En cambio su hijo, Casimiro IV, estaba presente en carne y hueso. Era un vejete bonachón sentado con negligencia en el trono, que miraba al obispo de Ermland mientras éste se prosternaba ante él para rendirle pleitesía. Luego, el rey ayudó con familiaridad a incorporarse a Lucas, le tomó del brazo y lo condujo a una sala más pequeña, en la que habían dispuesto una mesa colmada de manjares muy apetitosos para un estómago de dieciocho años que no había recibido nada desde el amanecer. El rey tomó asiento, invitó a Lucas a hacer lo mismo a su lado, y luego, alzando la mirada hacia los tres jóvenes, dijo:
—Sentaos, hijos míos, debéis de tener mucha hambre. Pero dime, obispo, ¿estos mocetones han salido de tu báculo? ¡Tres bastardos! ¡Bonita manera de guardar tus votos! ¿Pretendes hacer sombra a Su Santidad Inocencio VIII, que ha ido sembrando retoños por toda Italia y distribuye generosamente entre ellos la púrpura cardenalicia?
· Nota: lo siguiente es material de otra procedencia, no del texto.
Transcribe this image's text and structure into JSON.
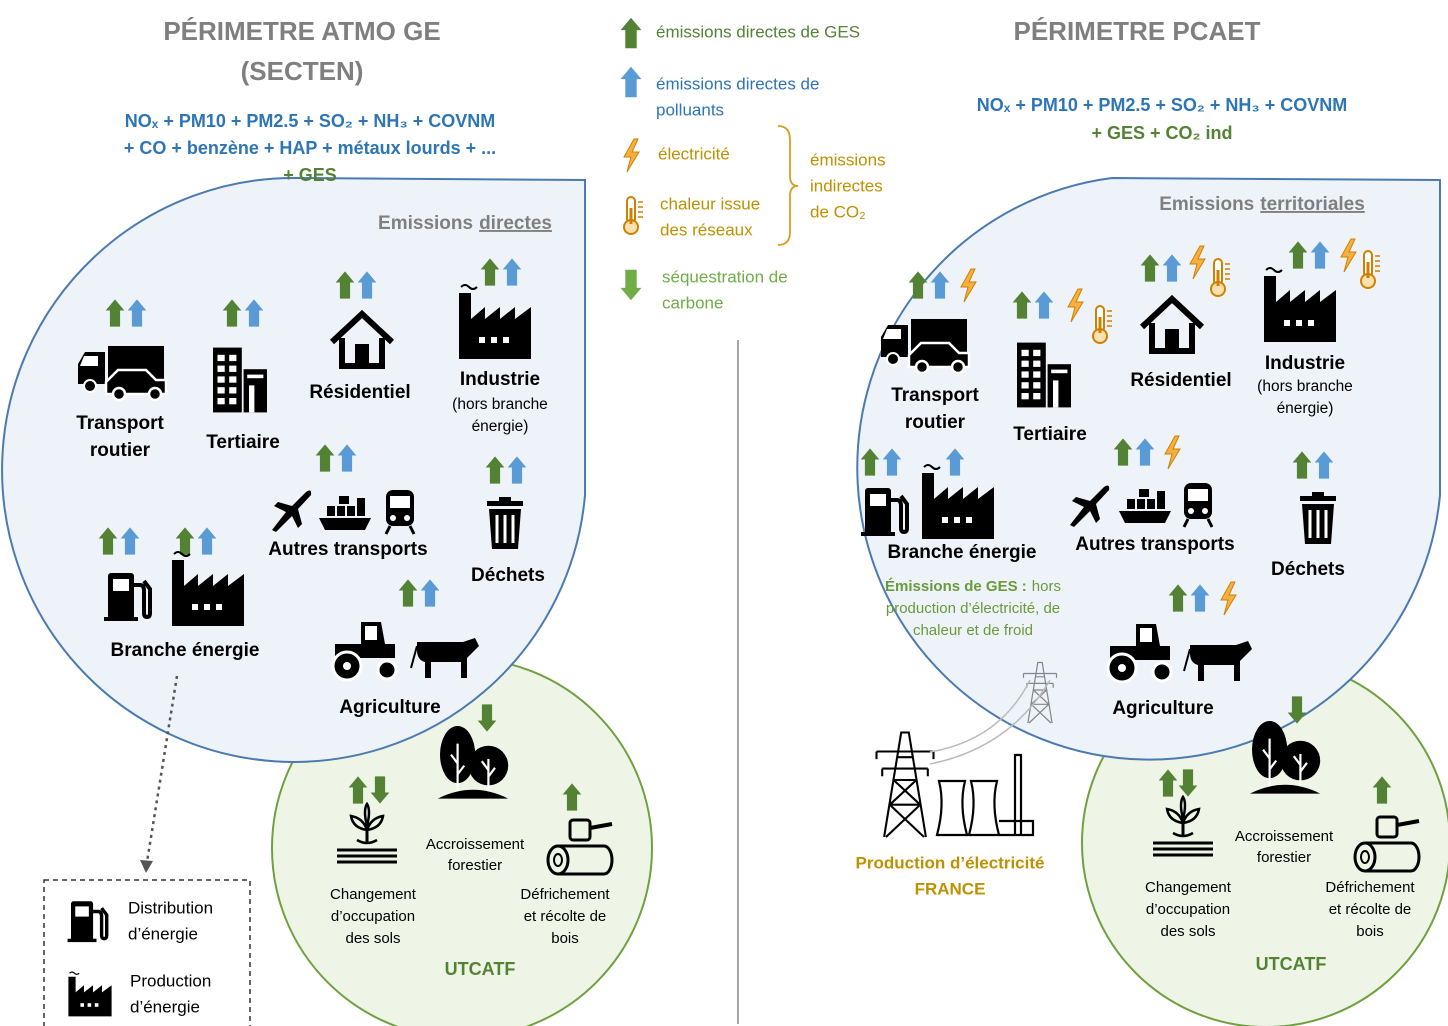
{
  "legend": {
    "ges": "émissions directes de GES",
    "polluants": [
      "émissions directes de",
      "polluants"
    ],
    "electricite": "électricité",
    "chaleur": [
      "chaleur issue",
      "des réseaux"
    ],
    "indirectes": [
      "émissions",
      "indirectes",
      "de CO₂"
    ],
    "sequestration": [
      "séquestration de",
      "carbone"
    ]
  },
  "left": {
    "title": [
      "PÉRIMETRE ATMO GE",
      "(SECTEN)"
    ],
    "pollutants": [
      "NOₓ + PM10 + PM2.5 + SO₂ + NH₃ + COVNM",
      "+ CO + benzène + HAP + métaux lourds + ..."
    ],
    "ges": "+ GES",
    "scope": [
      "Emissions",
      "directes"
    ],
    "sectors": {
      "transport": [
        "Transport",
        "routier"
      ],
      "tertiaire": "Tertiaire",
      "residentiel": "Résidentiel",
      "industrie": "Industrie",
      "industrie_note": [
        "(hors branche",
        "énergie)"
      ],
      "autres": "Autres transports",
      "dechets": "Déchets",
      "branche": "Branche énergie",
      "agriculture": "Agriculture"
    },
    "utcatf": {
      "accroissement": [
        "Accroissement",
        "forestier"
      ],
      "changement": [
        "Changement",
        "d’occupation",
        "des sols"
      ],
      "defrichement": [
        "Défrichement",
        "et récolte de",
        "bois"
      ],
      "title": "UTCATF"
    },
    "box": {
      "distribution": [
        "Distribution",
        "d’énergie"
      ],
      "production": [
        "Production",
        "d’énergie"
      ]
    }
  },
  "right": {
    "title": "PÉRIMETRE PCAET",
    "pollutants": "NOₓ + PM10 + PM2.5 + SO₂ + NH₃ + COVNM",
    "ges": "+ GES + CO₂ ind",
    "scope": [
      "Emissions",
      "territoriales"
    ],
    "sectors": {
      "transport": [
        "Transport",
        "routier"
      ],
      "tertiaire": "Tertiaire",
      "residentiel": "Résidentiel",
      "industrie": "Industrie",
      "industrie_note": [
        "(hors branche",
        "énergie)"
      ],
      "branche": "Branche énergie",
      "autres": "Autres transports",
      "dechets": "Déchets",
      "agriculture": "Agriculture"
    },
    "ges_note": {
      "bold": "Émissions de GES :",
      "rest": [
        "hors",
        "production d’électricité, de",
        "chaleur et de froid"
      ]
    },
    "utcatf": {
      "accroissement": [
        "Accroissement",
        "forestier"
      ],
      "changement": [
        "Changement",
        "d’occupation",
        "des sols"
      ],
      "defrichement": [
        "Défrichement",
        "et récolte de",
        "bois"
      ],
      "title": "UTCATF"
    },
    "production": [
      "Production d’électricité",
      "FRANCE"
    ]
  }
}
—Dios me guarde de ello —respondió Lucas, entre risas—. De los tres, el único que es hijo mío es Philip, ese grandullón que intenta inútilmente que le crezca una sombra de bigote. Tiene aptitudes de político el muchacho, y algún día podrá ser útil a Polonia.
»Los otros dos son mis sobrinos, y me hice cargo de ellos al morir su padre, Nicolás Copérnico. Ése es el mayor, Andreas, y veo que no ha esperado vuestro permiso para empezar a devorar. ¡Andreas! Cuántas veces te he dicho…
—¡Déjalo, obispo, déjalo! Yo mismo tengo cinco chicos, y puedes creerme que no se andan con filigranas a la hora de zamparse cualquier cosa. ¿Y el otro?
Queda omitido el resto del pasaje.